Results of this effectiveness trial indicate that community health providers in a wide range of community settings can deliver RDAD-NW with a high degree of fidelity. Both PWDs and caregivers significantly increased their physical activity levels during the 4-month treatment period. Although activity levels gradually decreased over time, levels remained significantly higher at 13 months, despite progression of cognitive impairment. In addition to the physical activity outcomes, each member of the dyad experienced other benefits during the active treatment period, including improved quality of life for PWDs and decreased depressive symptoms for caregivers.
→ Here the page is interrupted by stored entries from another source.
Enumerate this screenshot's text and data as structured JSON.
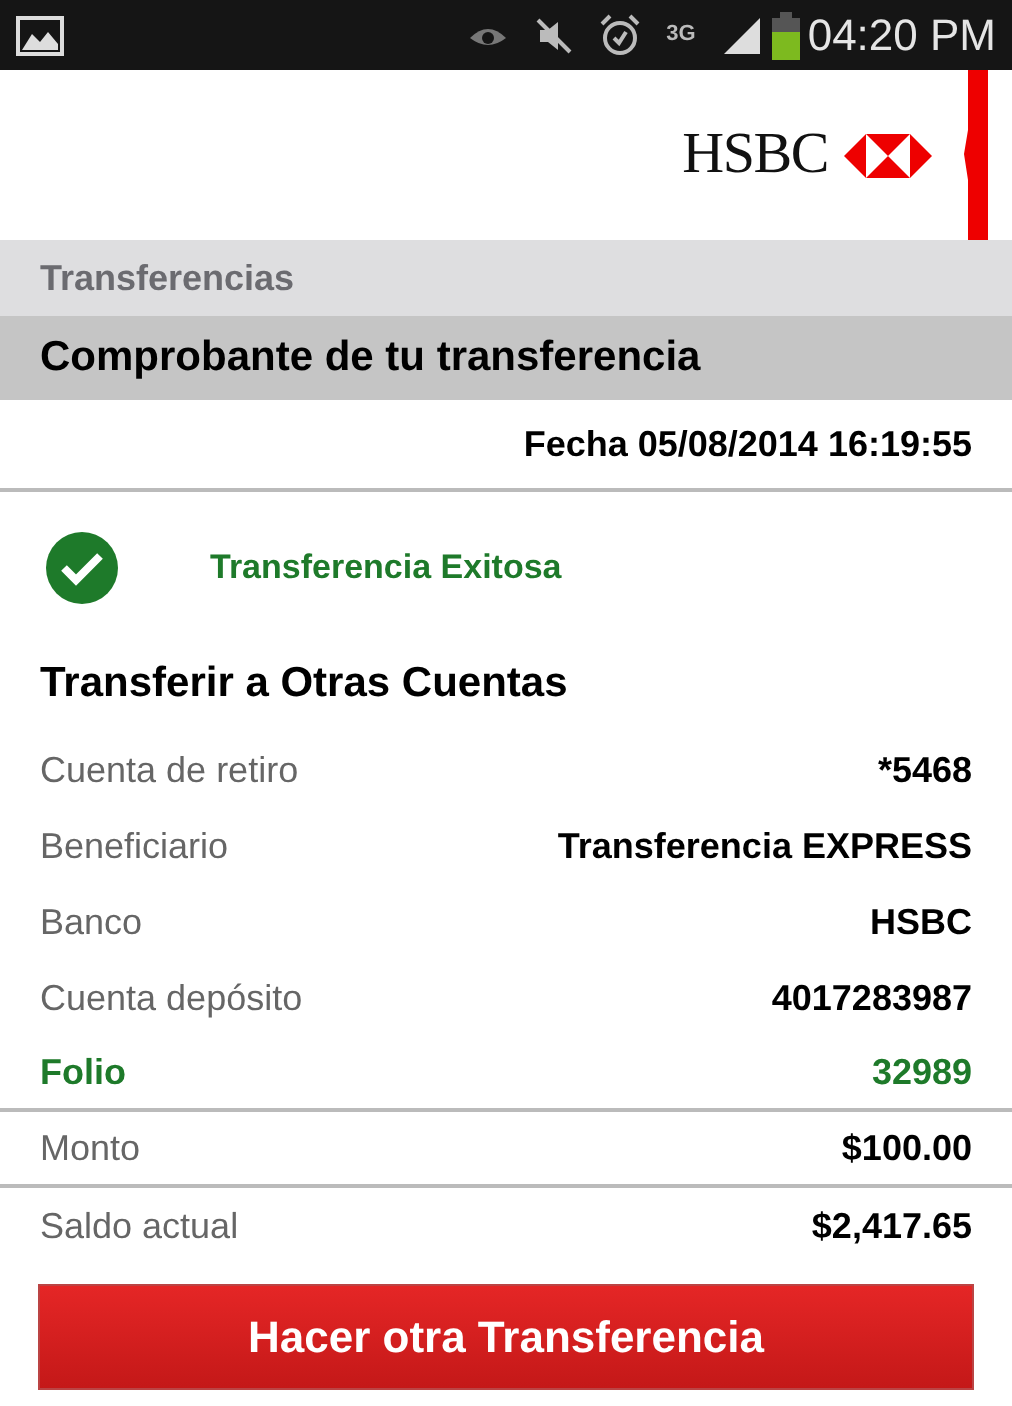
{
  "status_bar": {
    "network": "3G",
    "time": "04:20 PM"
  },
  "header": {
    "logo_text": "HSBC"
  },
  "breadcrumb": "Transferencias",
  "title": "Comprobante de tu transferencia",
  "date": "Fecha 05/08/2014 16:19:55",
  "status": {
    "kind": "success",
    "message": "Transferencia Exitosa"
  },
  "section_title": "Transferir a Otras Cuentas",
  "rows": [
    {
      "label": "Cuenta de retiro",
      "value": "*5468",
      "highlight": false,
      "separated": false
    },
    {
      "label": "Beneficiario",
      "value": "Transferencia EXPRESS",
      "highlight": false,
      "separated": false
    },
    {
      "label": "Banco",
      "value": "HSBC",
      "highlight": false,
      "separated": false
    },
    {
      "label": "Cuenta depósito",
      "value": "4017283987",
      "highlight": false,
      "separated": false
    },
    {
      "label": "Folio",
      "value": "32989",
      "highlight": true,
      "separated": true
    },
    {
      "label": "Monto",
      "value": "$100.00",
      "highlight": false,
      "separated": true
    },
    {
      "label": "Saldo actual",
      "value": "$2,417.65",
      "highlight": false,
      "separated": false
    }
  ],
  "button": "Hacer otra Transferencia"
}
This investigation provides important evidence of the effectiveness of RDAD-NW as a community-based approach to improving health and quality of life for individuals with dementia and their caregivers, and supports the benefit of addressing both physical and psychosocial aspects of the disease process. It also highlights the potential for AAA case managers to lead the way in improving care in the community. This potential cannot be realized, however, until we can provide adequate financial resources to these agencies. Staff must be trained, supervised, and maintained. Until revenue streams for these activities are solidified and dementia care is prioritized, translational efforts such as successfully completed here, will, of necessity, be limited.

Funding

This work was supported by the National Institute on Aging (grant number R01 AG 041716 and 5 P30 AG034592 to L.T).

Conflict of Interest

None reported.

Acknowledgements

Appreciation is extended to administrators, case managers, and project staff in the following participating Area Agencies on Aging in Washington and Oregon: Agency on Aging and Disabilities of Southwest Washington, King County Aging and Disability Services, Olympic Area Agency on Aging, Pierce County Aging and Long Term Care, Southeast Washington Aging and Long Term Care, and Snohomish County Long Term Care and Aging (Washington); Multnomah County Area Agency on Aging, Rogue Valley Council of Governments, Oregon Cascades West Council of Governments, and Central Oregon Council on Aging (Oregon). The authors also wish to thank Martha Cagley, MS, and David LaFazia, MSW, PhD for their invaluable assistance in conducting this study.